The proposed Advertising
Middlemen Endangering Rigorous Internet Competition Accountability (AMERICA) Act would bring “transparency and competition” into the digital advertising market, the Republican lawmaker
said at a Senate Judiciary subcommittee hearing.
The bill, similar to last year's proposed Competition and Transparency in Digital Advertising Act, would prohibit
ad exchange owners with more than $20 billion in ad transactions from owning supply-side platforms or demand-side platforms.
The proposed law also would prohibit the biggest supply-side
platform owners from owning demand-side platforms, and vice versa.
Digital ad companies that process more than $5 billion in digital ad transactions would be required to act in their
customers' best interests, provide transparency, and prevent conflicts of interest.

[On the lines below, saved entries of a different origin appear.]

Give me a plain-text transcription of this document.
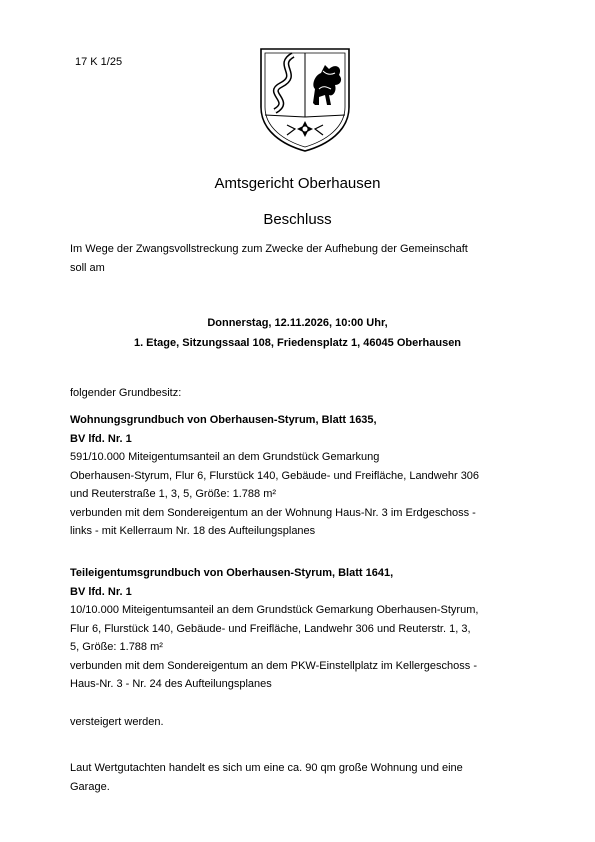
17 K 1/25
Amtsgericht Oberhausen
Beschluss
Im Wege der Zwangsvollstreckung zum Zwecke der Aufhebung der Gemeinschaft
soll am
Donnerstag, 12.11.2026, 10:00 Uhr,
1. Etage, Sitzungssaal 108, Friedensplatz 1, 46045 Oberhausen
folgender Grundbesitz:
Wohnungsgrundbuch von Oberhausen-Styrum, Blatt 1635,
BV lfd. Nr. 1
591/10.000 Miteigentumsanteil an dem Grundstück Gemarkung
Oberhausen-Styrum, Flur 6, Flurstück 140, Gebäude- und Freifläche, Landwehr 306
und Reuterstraße 1, 3, 5, Größe: 1.788 m²
verbunden mit dem Sondereigentum an der Wohnung Haus-Nr. 3 im Erdgeschoss -
links - mit Kellerraum Nr. 18 des Aufteilungsplanes
Teileigentumsgrundbuch von Oberhausen-Styrum, Blatt 1641,
BV lfd. Nr. 1
10/10.000 Miteigentumsanteil an dem Grundstück Gemarkung Oberhausen-Styrum,
Flur 6, Flurstück 140, Gebäude- und Freifläche, Landwehr 306 und Reuterstr. 1, 3,
5, Größe: 1.788 m²
verbunden mit dem Sondereigentum an dem PKW-Einstellplatz im Kellergeschoss -
Haus-Nr. 3 - Nr. 24 des Aufteilungsplanes
versteigert werden.
Laut Wertgutachten handelt es sich um eine ca. 90 qm große Wohnung und eine
Garage.
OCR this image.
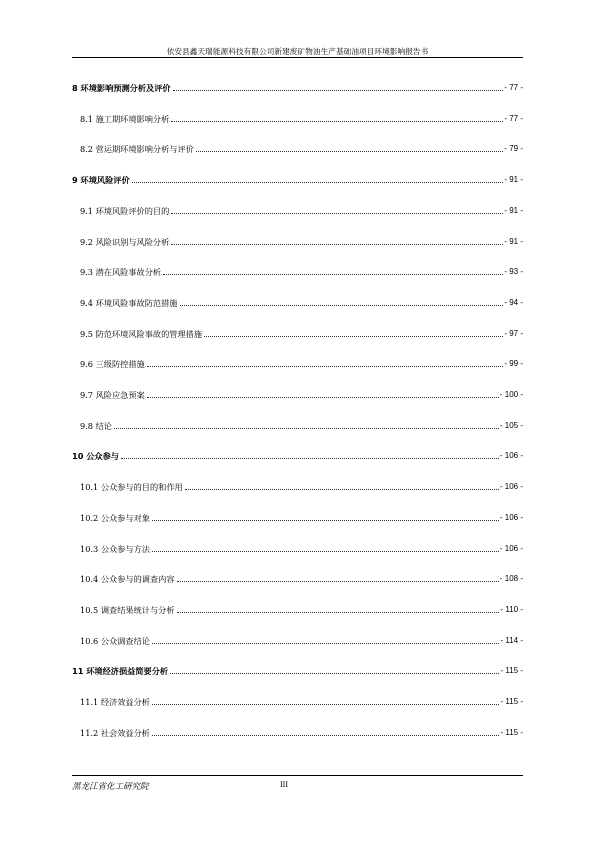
依安县鑫天瑞能源科技有限公司新建废矿物油生产基础油项目环境影响报告书
8 环境影响预测分析及评价	- 77 -
8.1 施工期环境影响分析	- 77 -
8.2 营运期环境影响分析与评价	- 79 -
9 环境风险评价	- 91 -
9.1 环境风险评价的目的	- 91 -
9.2 风险识别与风险分析	- 91 -
9.3 潜在风险事故分析	- 93 -
9.4 环境风险事故防范措施	- 94 -
9.5 防范环境风险事故的管理措施	- 97 -
9.6 三级防控措施	- 99 -
9.7 风险应急预案	- 100 -
9.8 结论	- 105 -
10 公众参与	- 106 -
10.1 公众参与的目的和作用	- 106 -
10.2 公众参与对象	- 106 -
10.3 公众参与方法	- 106 -
10.4 公众参与的调查内容	- 108 -
10.5 调查结果统计与分析	- 110 -
10.6 公众调查结论	- 114 -
11 环境经济损益简要分析	- 115 -
11.1 经济效益分析	- 115 -
11.2 社会效益分析	- 115 -
黑龙江省化工研究院	III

“We worry about large trillion dollar corporations that control our phones, our watches ... even baby
monitors, fitness routines,” Lee said at the hearing. “All of this technological and financial hegemony rests on one thing -- digital advertising, because digital ads are how you turn data
into money.”
Lee's office said when the bill was introduced that it would “most likely require Google and Facebook to divest significant portions of their advertising
businesses,” and could affect Amazon, Apple and other companies.
Interactive Advertising Bureau executive vice president for public policy Lartease Tiffith blasted the proposed law,
stating that it “has the potential to destroy one of the most powerful growth engines of the economy -- digital advertising and media.”
The bill “will also hurt the millions
of small businesses that rely on digital advertising to thrive, by creating a more inefficient, costly and fragmented advertising ecosystem,” Tiffith added.